Linux 101
A smorgasbord of linux commands best served as a cheat sheet.Linux is an open-source operating system. Its core components are a boot loader, a kernel, basic services including a shell, and a package manager. Linux can also come with a display manager and some applications (like LibreOffice or GIMP).
There are tons of different Linux distributions, but most of them belong to a specific family. The three main families of distributions are:
Since I use Ubuntu on my WSL and Amazon EC2, and Ubuntu belongs to the Debian family, I will only write down useful commands and tools from the Debian family.
Table of contents:
- The file system
- The command line
- Navigating the directory
- Manipulating files and directories
- The package manager
- Editing files
- User management
- Environment variables
- Manipulating files
- Streams and pipes
- Processes
- Cron
- Networks
The file system
The file system works as a tree.

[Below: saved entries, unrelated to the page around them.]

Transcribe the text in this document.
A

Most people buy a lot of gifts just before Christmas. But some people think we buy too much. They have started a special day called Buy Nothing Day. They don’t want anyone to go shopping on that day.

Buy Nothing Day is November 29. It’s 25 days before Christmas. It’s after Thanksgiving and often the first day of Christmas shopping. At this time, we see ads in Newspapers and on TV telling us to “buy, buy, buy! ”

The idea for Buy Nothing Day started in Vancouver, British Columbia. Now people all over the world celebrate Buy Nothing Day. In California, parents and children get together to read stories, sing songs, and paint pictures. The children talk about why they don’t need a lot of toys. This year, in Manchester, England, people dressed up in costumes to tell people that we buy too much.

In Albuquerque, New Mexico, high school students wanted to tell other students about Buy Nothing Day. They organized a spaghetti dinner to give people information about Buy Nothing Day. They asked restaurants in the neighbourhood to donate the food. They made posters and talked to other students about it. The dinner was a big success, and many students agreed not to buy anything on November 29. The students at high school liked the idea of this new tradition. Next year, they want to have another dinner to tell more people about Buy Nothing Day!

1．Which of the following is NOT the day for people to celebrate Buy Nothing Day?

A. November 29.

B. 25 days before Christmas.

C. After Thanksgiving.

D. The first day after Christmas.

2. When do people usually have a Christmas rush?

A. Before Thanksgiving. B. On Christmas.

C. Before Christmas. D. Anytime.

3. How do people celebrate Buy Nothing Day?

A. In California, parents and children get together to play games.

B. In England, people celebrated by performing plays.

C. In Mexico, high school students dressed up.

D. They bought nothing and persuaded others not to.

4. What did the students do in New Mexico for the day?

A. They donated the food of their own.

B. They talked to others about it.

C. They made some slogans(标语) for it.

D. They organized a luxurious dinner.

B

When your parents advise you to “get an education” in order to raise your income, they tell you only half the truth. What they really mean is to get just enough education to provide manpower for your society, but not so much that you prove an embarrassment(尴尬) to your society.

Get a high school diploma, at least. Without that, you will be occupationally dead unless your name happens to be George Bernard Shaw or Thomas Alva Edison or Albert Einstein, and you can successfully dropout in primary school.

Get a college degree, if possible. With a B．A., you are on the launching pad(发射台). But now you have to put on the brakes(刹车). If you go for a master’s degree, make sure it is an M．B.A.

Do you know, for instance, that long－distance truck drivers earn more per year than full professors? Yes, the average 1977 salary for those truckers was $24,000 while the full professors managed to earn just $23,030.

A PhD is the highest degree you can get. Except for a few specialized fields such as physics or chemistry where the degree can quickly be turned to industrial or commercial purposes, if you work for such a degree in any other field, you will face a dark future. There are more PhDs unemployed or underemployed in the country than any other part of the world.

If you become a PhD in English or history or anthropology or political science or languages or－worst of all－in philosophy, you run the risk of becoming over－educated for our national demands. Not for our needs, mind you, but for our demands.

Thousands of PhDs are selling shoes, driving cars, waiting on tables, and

Unlike Windows where there can be multiple roots like C:\
and D:\
, Linux only has one root and it is accessible via /
. All other files, directories and partitions are located under the root. In particular, multiple drives are mounted under /mnt
.
The Filesystem Hierarchy Standard (FHS) describes the main top-level directories located just under the root:
name | description |
---|---|
/bin | user binaries |
/boot | boot loader files |
/dev | device files |
/etc | configuration files |
/home | home directories |
/lib | system libraries |
/media | removable devices |
/mnt | mount directory |
/opt | optional applications |
/proc | process information |
/root | home directory for the root user |
/sbin | system binaries |
/srv | service data |
/tmp | temporary files |
/usr | multi-user programs |
/var | variable files |
Notes:
- The file system is case-sensitive
- Each user has a directory under /home named after him
- /proc contains virtual files that only exist in memory
- /etc contains system configuration files (only the root user can edit)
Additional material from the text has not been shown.